A traffic study commissioned by Salve Regina University that looked favorably on the proposed construction of two dormitories on the campus was recently called into question by those opposed to the new residence halls.
At a special meeting of the Newport Zoning Board on Sept. 22, attorneys representing abutters in opposition to the proposal said the traffic study was incomplete and did not speak to the “true impact” of the dorms’ construction because the analysis failed to address the potential increase in commercial, ride-service and delivery-service vehicles in the area.
“Would trips actually be increased as a result of a population of 400 people coming into a very small block area that would be utilizing other delivery services to meet their needs?” asked attorney Patrick Dougherty, who is representing abutters Alan and Marilla Cervasio.
“You can’t truly say that the traffic impact that is presented in the report is the true traffic impact, because it doesn’t take into account the very real-life factor of deliveries of things such as pizza, food . . . Amazon [and] UPS [packages], and all of the other things that would be servicing an additional 400 people that are being thrust into this neighborhood,” he said.
The study was prepared by Crossman Engineering, a firm based in Warwick, and published in June 2021. It found that traffic in the area of the proposed dorms would not substantially increase because of the construction. In August, Gordon Meth, a civil engineer based in New Jersey, testified that the study significantly underestimated the traffic impact of the proposed dorms and said that the methodology used by Crossman Engineering was flawed because it based its findings on a formula that equated the number of students in the dorms with the total number of parking spaces.
Elizabeth McChesney, a project engineer at Crossman Engineering, defended the report, saying that it was Meth’s process that fell short.
“I believe our report is more reliable,” she said. “Mr. Meth’s trip-generation analysis doesn’t consider that juniors will be on campus. Crossman’s is based on actual counts. It’s based on the Salve Regina campus and considers the information needed for this development.
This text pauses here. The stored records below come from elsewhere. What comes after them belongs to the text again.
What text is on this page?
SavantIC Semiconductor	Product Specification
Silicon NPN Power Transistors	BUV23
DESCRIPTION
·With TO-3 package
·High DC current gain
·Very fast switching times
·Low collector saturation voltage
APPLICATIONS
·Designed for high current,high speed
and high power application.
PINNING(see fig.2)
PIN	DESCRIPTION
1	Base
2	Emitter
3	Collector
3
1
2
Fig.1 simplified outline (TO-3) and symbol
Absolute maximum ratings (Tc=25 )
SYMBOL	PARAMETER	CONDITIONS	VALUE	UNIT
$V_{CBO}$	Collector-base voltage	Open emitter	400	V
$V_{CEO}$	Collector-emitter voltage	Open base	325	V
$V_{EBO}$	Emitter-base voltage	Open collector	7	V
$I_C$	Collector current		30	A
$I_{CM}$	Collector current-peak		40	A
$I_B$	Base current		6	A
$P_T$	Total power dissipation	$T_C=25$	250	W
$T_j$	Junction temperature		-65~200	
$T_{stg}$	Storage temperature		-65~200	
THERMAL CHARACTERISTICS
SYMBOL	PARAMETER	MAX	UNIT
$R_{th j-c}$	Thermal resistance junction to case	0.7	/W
Mr. Meth’s does not.”
Despite the difference in methodology, neither found that the minimum number of new trips generated by the proposed construction were enough to trigger a comprehensive traffic analysis as required by professional planning standards. But that did not stop lawyers representing opponents of the proposal to harp on the fact that the study failed to address the potential impact of increased commercial traffic. McChesney said such data is never calculated as part of a standard traffic analysis.
“Why? Because you don’t want the board to know the traffic impact?” asked Dougherty.
After a lengthy back and forth between McChesney and Dougherty, Zoning Board members asked McChesney if the study showed a traffic increase meeting the standard, which is about 100 new trips per day, and what additional factors would be studied in the resulting analysis. McChesney said accident data, sightlines, vehicle speeds and other topics would be addressed.
The special meeting also saw abutters and nearby property owners testify in opposition to the dorms, with most focusing on the impact to quality of life and the surrounding neighborhood.
“This is not about the students; this is about the money that will be generated by these massive dorms,” said abutter Marilyn Hall of Ruggles Avenue. “If there was a real concern for these students, then Salve would have had the city construct sidewalks for the students who live on Ruggles years ago.”
“You cannot just stick gigantic buildings into currently shaded corners or onto a spreading vista of the sea and claim that you have not changed the area beyond the sited descriptions of the historic registries,” said Mary Emerson, who also lives in the neighborhood. “Salve’s campus may have reached its saturation point.”
Salve Regina University President Kelli Armstrong was also present, and testified that undergraduate enrollment will stay at the same number of students if the dorms go forward, as the university is making accommodations, like decreasing capacity in other dorms, in preparation.
Armstrong agreed traffic was “an issue” on the campus, and said the university has advocated for speed bumps to be installed, but the city has been slow to respond to the request. She said the dorms would not increase traffic substantially in the neighborhood.
A large public concern was what the dorms would be used for during the summer when classes are not in session. When asked to guarantee the dorms would not be rented to a third party, Armstrong said she could not do so.
The Sept. 22 meeting was one of two recent hearings, each in excess of four hours, as the board hopes to wrap up the years-long saga. The previous night, the board considered testimony from consultant Edward Pimentel that Salve’s application was “defective” because the construction of the dorms would require additional variance and special-use permits that were not requested by the university, namely, more than one residential use on a singular parcel.
At that meeting, the board also heard from residents and abutters who testified that quality of life would be negatively impacted.
Attorney William Landry, representing the university, said nearby residents never had a guarantee that a new dorm would not be constructed near their homes because Newport zoning law allows for such a use in the area.
The university has been undergoing a municipal process with its application for the construction of the new buildings since 2017. Proposed are two dormitories to be built in the Ochre Point neighborhood; one a 214-bed facility on Victoria and Lawrence avenues, and the second a 196-bed building on Ruggles and Lawrence avenues.
A final public hearing is slated for Oct. 13.